Despite Vladimir's meek and melancholic propensities, the apple doesn't fall far from the tree. In a naive attempt to collect a little extra cash with which to impress his American girlfriend, he manages to offend a Catalan drug dealer and is forced to flee to Prava (Shteyngart's inexplicably coy pseudonym for Prague). There, he goes to work for a Russian gangster nicknamed the Groundhog, who sees great financial promise in Vladimir's ethnicity ("All you need is three Yids to rule the world").
Galvanized in some mysterious way by finding himself amid the ruins of his Soviet Eden, Vladimir launches a successful plan to bilk gullible Americans in a pyramid investment scheme comprising a chimerical "brand-new high-technology industrial park and convention centre," "modernized" Uzbek film studios and "a vocational school for the Yupik Eskimo in Siberia." There's also an actual nightspot dubbed the Metamorphosis Lounge, where intimate services and ample quantities of horse tranquilizer can purchased. Oh, and a literary magazine, too.
The literary magazine makes Vladimir a big shot in the cooler reaches of the American expat scene, and Shteyngart finds plenty of opportunity for satire in "white Middle Americans with a fashionable grudge." But it's the Russians, and the Stolovans (Czechs), who get the largest portion of his strangely loving yet merciless attention. In his eyes, they're incorrigible hustlers and cheats, operating on the principle that "The world owes us for the last 70 years." The Groundhog is both casually brutal and plaintive: "Why don't you ever spend time with your Russian brothers?" he asks Vladimir before authorizing the American to lead a Savonarolan purge of the operation's kitschiest trappings. Into a bonfire of the vanities go "the nylon tracksuits, the Rod Stewart compilations, the worn Romanian sneakers, everything that had qualified the Groundhog's vast crew as Easterners, Soviets, Cold War-losers."

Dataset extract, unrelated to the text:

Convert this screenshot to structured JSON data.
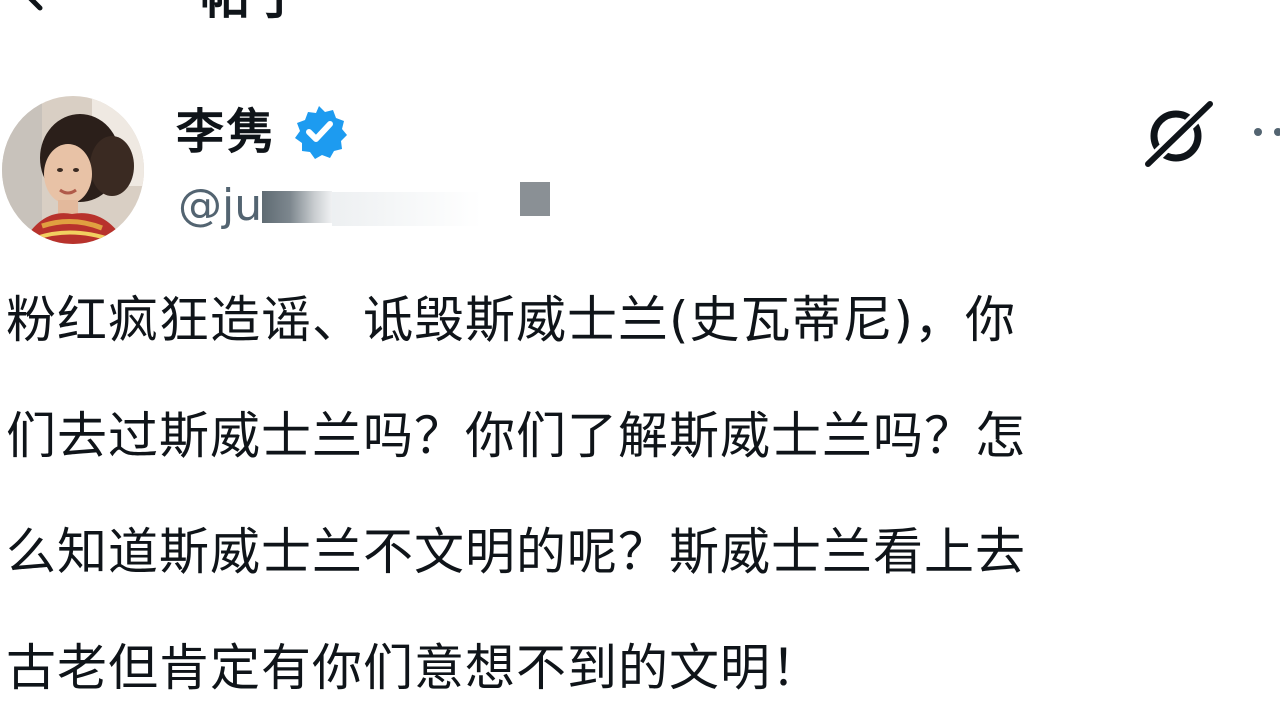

At one point, Vladimir gets a call from a friend, a former Soviet apparatchik, looking to unload 300 ill-gotten Perry Ellis windbreakers. Vladimir in turn asks the older man, named Frantisek, for advice on how to handle the more troublesome elements in the Groundhog's ranks. Their conversation is worth quoting at length, since it captures the irresistible blend of the grandiose and the crass in Shteyngart's post-Soviet characters:
"'The Russians of this calibre [said the apparatchik], they only understand one thing: cruelty. Kindness is seen as a weakness; kindness is to be punished. Do you understand? You're not dealing with Petersburg academicians here or enlightened members of the fourth estate. These are the people that brought half this continent to her knees at one point. These are murderers and thieves. Now, tell me, how cruel can you be?'
'I have a lot of anger in store,' Valdimir confessed, 'but I'm not very good at expressing it. Today, however, I lashed out at the Groundhog, my boss --'
'Good, that's a good start,' Frantisek said. 'Ah, Vladimir, we are not so different, you and I. We are both men of taste in a tasteless world. Do you know how many compromises I have made in my life? Do you know the things I have done ... '
'Yes, I know,' Vladimir told the apparatchik. 'I do not judge you.'
'Likewise,' Frantisek said. 'Now remember: cruelty, anger, vindictiveness, humiliation. These are the four cornerstones of Soviet society. Master them and you will do well. Tell these people how much you despise them and they will build you statues and mausoleums.'
'Thank you,' Vladimir said. 'Thank you for the instruction. I will lash out at the Russians with my last strength, Frantisek.'
'My pleasure. Now, Vladimir ... Please tell me ... What the hell am I supposed to do with these goddamn windbreakers?'"
Will Vladimir's innate wimpiness or his newfound braggadocio win out? Will he choose the staid, clean, straight-arrow American side of himself, or succumb to his wild and wooly inner bear? Unlike the immigrants in more genteel literary fiction, he won't find this to be a subdued and poignant struggle. Before this dilemma is resolved, there will be tragic moments, yes, and violence, and, heaven knows, lots of exclamation points. These are Russians, after all.